Stano sued Delta and reached an undisclosed settlement.
Delta spokeswoman Benet Wilson said the airline didn't comment on individual cases.
Weisberg's organization pushed Congress to pass the law requiring the airlines to report animal casualties. Supporters wanted it to cover animals shipped to zoos and those used for research and breeding, as well as household pets, and to require that cargo holds be temperature-controlled.
Airlines fought the effort, and lawmakers ended up approving a rule that requires tallying injuries and deaths of household pets.

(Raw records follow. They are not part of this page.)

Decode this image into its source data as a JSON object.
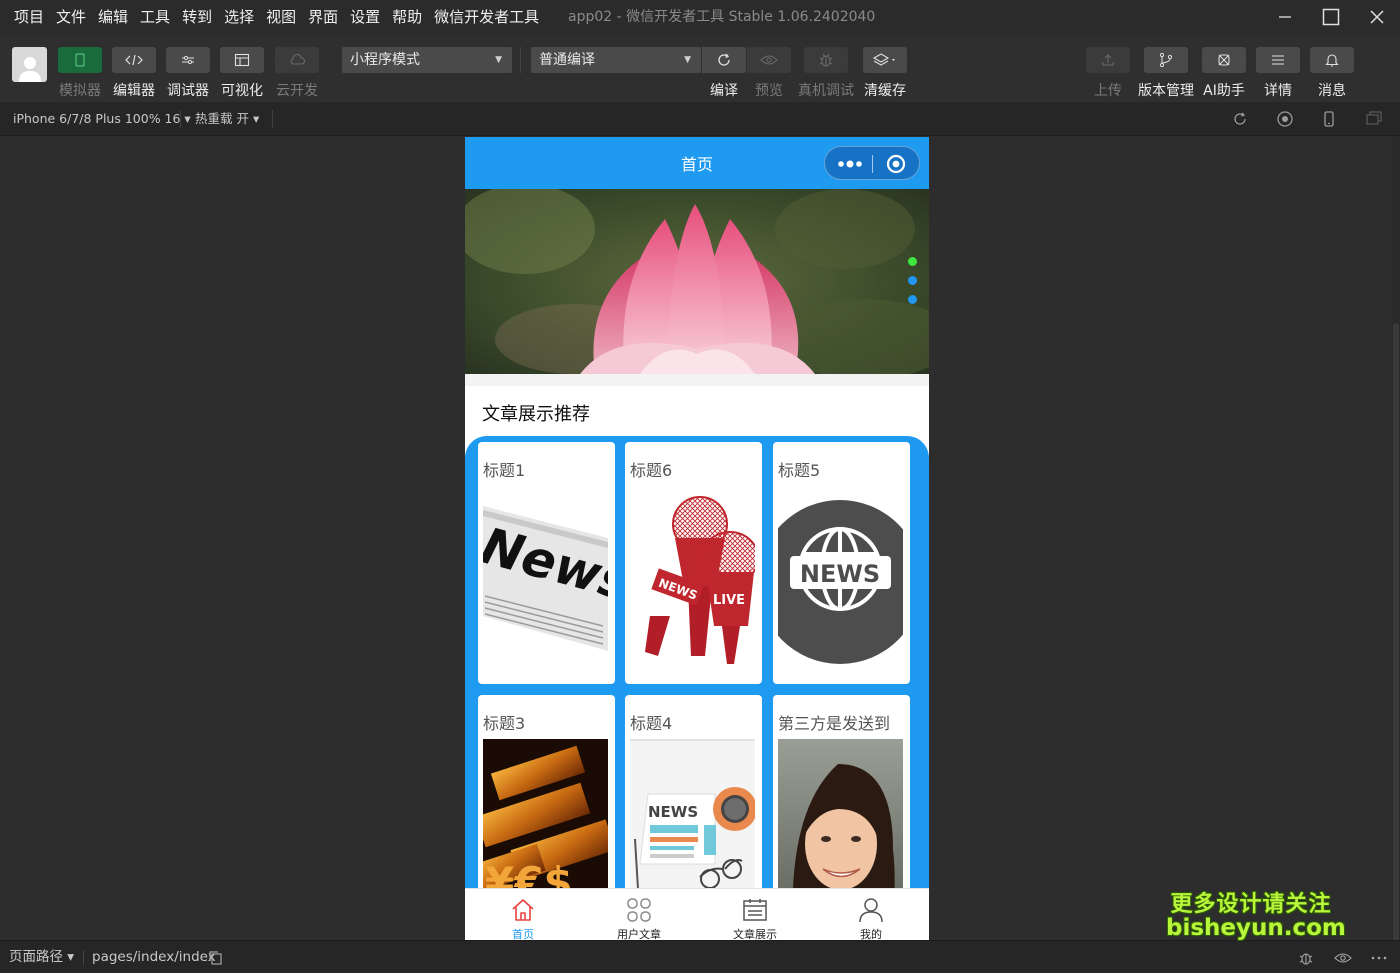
{
  "menu": [
    "项目",
    "文件",
    "编辑",
    "工具",
    "转到",
    "选择",
    "视图",
    "界面",
    "设置",
    "帮助",
    "微信开发者工具"
  ],
  "window": {
    "title": "app02 - 微信开发者工具 Stable 1.06.2402040"
  },
  "toolbar": {
    "left_buttons": [
      {
        "label": "模拟器",
        "icon": "phone-icon"
      },
      {
        "label": "编辑器",
        "icon": "code-icon"
      },
      {
        "label": "调试器",
        "icon": "debug-icon"
      },
      {
        "label": "可视化",
        "icon": "layout-icon"
      },
      {
        "label": "云开发",
        "icon": "cloud-icon"
      }
    ],
    "mode_select": "小程序模式",
    "compile_select": "普通编译",
    "action_buttons": [
      {
        "label": "编译",
        "icon": "refresh-icon"
      },
      {
        "label": "预览",
        "icon": "eye-icon"
      },
      {
        "label": "真机调试",
        "icon": "bug-icon"
      },
      {
        "label": "清缓存",
        "icon": "layers-icon"
      }
    ],
    "right_buttons": [
      {
        "label": "上传",
        "icon": "upload-icon"
      },
      {
        "label": "版本管理",
        "icon": "branch-icon"
      },
      {
        "label": "AI助手",
        "icon": "ai-icon"
      },
      {
        "label": "详情",
        "icon": "menu-lines-icon"
      },
      {
        "label": "消息",
        "icon": "bell-icon"
      }
    ]
  },
  "subbar": {
    "device": "iPhone 6/7/8 Plus 100% 16 ▾",
    "hot_reload": "热重载 开 ▾"
  },
  "phone": {
    "nav_title": "首页",
    "banner_dots": 3,
    "banner_active_index": 0,
    "section_title": "文章展示推荐",
    "cards": [
      {
        "title": "标题1",
        "image": "news-newspaper"
      },
      {
        "title": "标题6",
        "image": "news-live-microphones"
      },
      {
        "title": "标题5",
        "image": "news-globe"
      },
      {
        "title": "标题3",
        "image": "gold-bars"
      },
      {
        "title": "标题4",
        "image": "news-paper-glasses"
      },
      {
        "title": "第三方是发送到",
        "image": "woman-portrait"
      }
    ],
    "tabs": [
      {
        "label": "首页",
        "icon": "home-icon",
        "active": true
      },
      {
        "label": "用户文章",
        "icon": "grid-icon",
        "active": false
      },
      {
        "label": "文章展示",
        "icon": "calendar-icon",
        "active": false
      },
      {
        "label": "我的",
        "icon": "user-icon",
        "active": false
      }
    ]
  },
  "statusbar": {
    "path_label": "页面路径 ▾",
    "path": "pages/index/index"
  },
  "watermark": {
    "line1": "更多设计请关注",
    "line2": "bisheyun.com"
  },
  "colors": {
    "primary": "#1e9af0",
    "tab_active": "#e64340",
    "simulator_green": "#1a6b3c"
  }
}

Jack Evans, spokesman for the Air Transport Assn., said the requirement could produce misleading information because the data would not include a casualty rate. An airline that carries many pets may appear to have a worse record than an airline that carries far fewer animals because it will have a higher number of injuries and deaths, said Evans, whose organization represents major airlines.
David Stempler, president of the Airline Travelers Assn., said the new requirement might make some airlines reluctant to carry animals.
"Be careful what you wish for," Stempler said. "Some carriers might do what Southwest does, which is not carry pets at all."
Southwest spokeswoman Edna Ruano said the airline couldn't guarantee that animals would be comfortable and safe because it didn't have extra staff to take care of them between flights. Like most airlines, Southwest does allow seeing-eye dogs and other service animals in the cabin.
United Air Lines transports all types of animals, and has awarded extra frequent flier miles to people who bring their pets with them.